Gasgrid Finland Oy is a Finnish state-owned natural gas transmission system operator. Gasgrid Finland offers natural gas and biogas transmission services and is responsible for the gas transmission system operations in Finland. The CEO of Gasgrid Finland is Olli Sipilä.

Gasgrid Finland assumed the responsibility for gas transmission operations in Finland on 1 January 2020, when the Finnish gas market was opened for competition according to the EU Directive 2009/73/EC and the Finnish Natural Gas Market Act. The company was unbundled from Gasum, a state-majority-owned gas importer, producer, and seller. The ownership steering of Gasgrid Finland is located at the Ministry of Finance.

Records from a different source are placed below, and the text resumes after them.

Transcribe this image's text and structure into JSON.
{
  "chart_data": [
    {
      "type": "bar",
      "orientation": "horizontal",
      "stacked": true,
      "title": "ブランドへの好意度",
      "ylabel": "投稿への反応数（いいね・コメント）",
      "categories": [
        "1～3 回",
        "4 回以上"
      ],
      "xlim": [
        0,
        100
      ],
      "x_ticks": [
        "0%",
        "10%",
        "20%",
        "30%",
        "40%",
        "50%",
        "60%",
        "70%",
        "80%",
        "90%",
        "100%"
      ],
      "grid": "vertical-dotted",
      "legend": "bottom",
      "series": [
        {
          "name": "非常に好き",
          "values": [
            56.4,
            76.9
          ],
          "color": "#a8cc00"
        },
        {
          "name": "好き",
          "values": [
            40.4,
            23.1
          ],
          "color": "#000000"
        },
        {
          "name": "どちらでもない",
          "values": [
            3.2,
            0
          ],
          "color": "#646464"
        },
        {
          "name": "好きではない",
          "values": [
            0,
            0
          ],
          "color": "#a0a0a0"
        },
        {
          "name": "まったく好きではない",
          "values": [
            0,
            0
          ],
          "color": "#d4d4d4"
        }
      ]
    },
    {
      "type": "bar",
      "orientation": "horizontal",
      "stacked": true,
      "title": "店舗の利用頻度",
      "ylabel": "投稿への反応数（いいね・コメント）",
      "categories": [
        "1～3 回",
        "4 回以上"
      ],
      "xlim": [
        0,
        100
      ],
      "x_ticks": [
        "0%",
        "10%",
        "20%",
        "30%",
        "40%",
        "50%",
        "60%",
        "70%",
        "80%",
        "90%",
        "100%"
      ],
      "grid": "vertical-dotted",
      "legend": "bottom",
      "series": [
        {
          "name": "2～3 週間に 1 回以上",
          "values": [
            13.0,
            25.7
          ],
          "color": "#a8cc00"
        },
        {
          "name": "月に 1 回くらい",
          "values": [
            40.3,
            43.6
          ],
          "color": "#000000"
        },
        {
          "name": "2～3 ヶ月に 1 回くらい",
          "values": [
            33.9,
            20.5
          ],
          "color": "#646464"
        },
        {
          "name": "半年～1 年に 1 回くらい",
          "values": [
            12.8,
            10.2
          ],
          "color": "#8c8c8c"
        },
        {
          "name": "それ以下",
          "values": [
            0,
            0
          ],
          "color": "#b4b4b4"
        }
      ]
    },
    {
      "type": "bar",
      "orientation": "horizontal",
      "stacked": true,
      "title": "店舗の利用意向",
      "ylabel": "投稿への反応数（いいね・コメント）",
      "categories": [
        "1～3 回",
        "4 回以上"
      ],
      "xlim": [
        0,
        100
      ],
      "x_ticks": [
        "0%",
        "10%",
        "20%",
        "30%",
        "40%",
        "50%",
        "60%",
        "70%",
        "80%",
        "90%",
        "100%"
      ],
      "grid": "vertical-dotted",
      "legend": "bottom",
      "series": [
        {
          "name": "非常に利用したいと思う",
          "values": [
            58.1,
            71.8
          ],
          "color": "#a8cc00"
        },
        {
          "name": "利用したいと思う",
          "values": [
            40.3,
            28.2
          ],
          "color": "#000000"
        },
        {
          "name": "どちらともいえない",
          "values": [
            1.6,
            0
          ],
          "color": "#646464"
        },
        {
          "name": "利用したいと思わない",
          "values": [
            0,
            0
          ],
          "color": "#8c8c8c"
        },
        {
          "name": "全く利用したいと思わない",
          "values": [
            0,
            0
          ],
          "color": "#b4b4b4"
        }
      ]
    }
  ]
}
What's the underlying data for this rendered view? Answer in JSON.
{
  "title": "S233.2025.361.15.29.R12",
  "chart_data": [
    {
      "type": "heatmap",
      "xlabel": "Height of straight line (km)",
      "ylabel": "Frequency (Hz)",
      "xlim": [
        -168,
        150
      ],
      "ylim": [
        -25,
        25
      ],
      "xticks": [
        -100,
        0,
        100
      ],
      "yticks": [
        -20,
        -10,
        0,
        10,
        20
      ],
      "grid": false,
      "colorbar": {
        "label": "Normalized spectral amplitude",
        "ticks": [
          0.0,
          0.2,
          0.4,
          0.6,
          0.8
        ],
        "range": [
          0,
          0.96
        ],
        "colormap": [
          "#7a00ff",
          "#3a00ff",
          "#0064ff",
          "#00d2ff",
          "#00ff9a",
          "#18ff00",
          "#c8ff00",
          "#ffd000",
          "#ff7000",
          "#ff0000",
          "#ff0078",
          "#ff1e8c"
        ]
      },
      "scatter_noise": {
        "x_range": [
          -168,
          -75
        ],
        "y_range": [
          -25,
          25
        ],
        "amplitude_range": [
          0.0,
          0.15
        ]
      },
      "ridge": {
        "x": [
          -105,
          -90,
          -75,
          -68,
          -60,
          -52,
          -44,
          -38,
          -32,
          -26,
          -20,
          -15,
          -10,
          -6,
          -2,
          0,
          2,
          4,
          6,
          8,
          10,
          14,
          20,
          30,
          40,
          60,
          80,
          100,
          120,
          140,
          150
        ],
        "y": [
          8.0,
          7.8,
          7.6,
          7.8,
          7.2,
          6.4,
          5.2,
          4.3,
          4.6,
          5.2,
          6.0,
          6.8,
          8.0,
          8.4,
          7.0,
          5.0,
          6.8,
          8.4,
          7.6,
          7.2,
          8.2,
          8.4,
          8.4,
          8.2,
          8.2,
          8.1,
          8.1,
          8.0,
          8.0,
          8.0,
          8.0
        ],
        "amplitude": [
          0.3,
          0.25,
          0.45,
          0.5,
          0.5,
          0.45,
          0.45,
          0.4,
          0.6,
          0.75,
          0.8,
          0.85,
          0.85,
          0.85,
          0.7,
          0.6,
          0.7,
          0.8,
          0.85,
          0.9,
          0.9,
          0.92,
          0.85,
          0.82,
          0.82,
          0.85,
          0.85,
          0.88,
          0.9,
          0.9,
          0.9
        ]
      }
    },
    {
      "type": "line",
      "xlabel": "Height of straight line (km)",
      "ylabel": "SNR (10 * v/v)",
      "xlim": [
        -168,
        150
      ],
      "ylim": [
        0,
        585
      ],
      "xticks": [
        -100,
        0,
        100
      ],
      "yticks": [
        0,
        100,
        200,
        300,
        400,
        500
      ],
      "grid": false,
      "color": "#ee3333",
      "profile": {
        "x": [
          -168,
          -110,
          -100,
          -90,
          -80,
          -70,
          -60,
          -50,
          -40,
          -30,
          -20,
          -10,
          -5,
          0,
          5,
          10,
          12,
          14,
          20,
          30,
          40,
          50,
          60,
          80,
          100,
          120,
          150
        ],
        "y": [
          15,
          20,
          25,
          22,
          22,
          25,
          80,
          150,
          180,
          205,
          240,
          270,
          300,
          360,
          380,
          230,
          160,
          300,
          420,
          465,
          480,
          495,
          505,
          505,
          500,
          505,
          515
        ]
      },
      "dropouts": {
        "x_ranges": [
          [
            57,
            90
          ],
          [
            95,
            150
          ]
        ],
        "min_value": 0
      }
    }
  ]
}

Gasgrid Finland owns and operates the Finnish gas transmission system across Southern Finland. Gas is imported to the Finnish gas grid through two cross-border entry points. The entry point in Imatra is used for importing Russian natural gas into Finland (flowing until 21 May 2022, 06.00 UTC+2), and the entry point in Ingå connects the Finnish and Estonian gas grids via the Balticconnector pipeline. The subsea connection enables a common gas market for Finland, Estonia and Latvia. The Hamina LNG terminal is to be connected to the Finnish gas grid in 2021. In addition, relatively small amounts of biogas is injected to the grid, and the future potential of e.g. clean synthetic gas, hydrogen and various gas-mixes are under consideration.

Gasgrid Finland is a member of the European Network of Transmission System Operators for Gas. Together with 22 other transmission system operators, Gasgrid Finland has also joined the European Hydrogen Backbone initiative.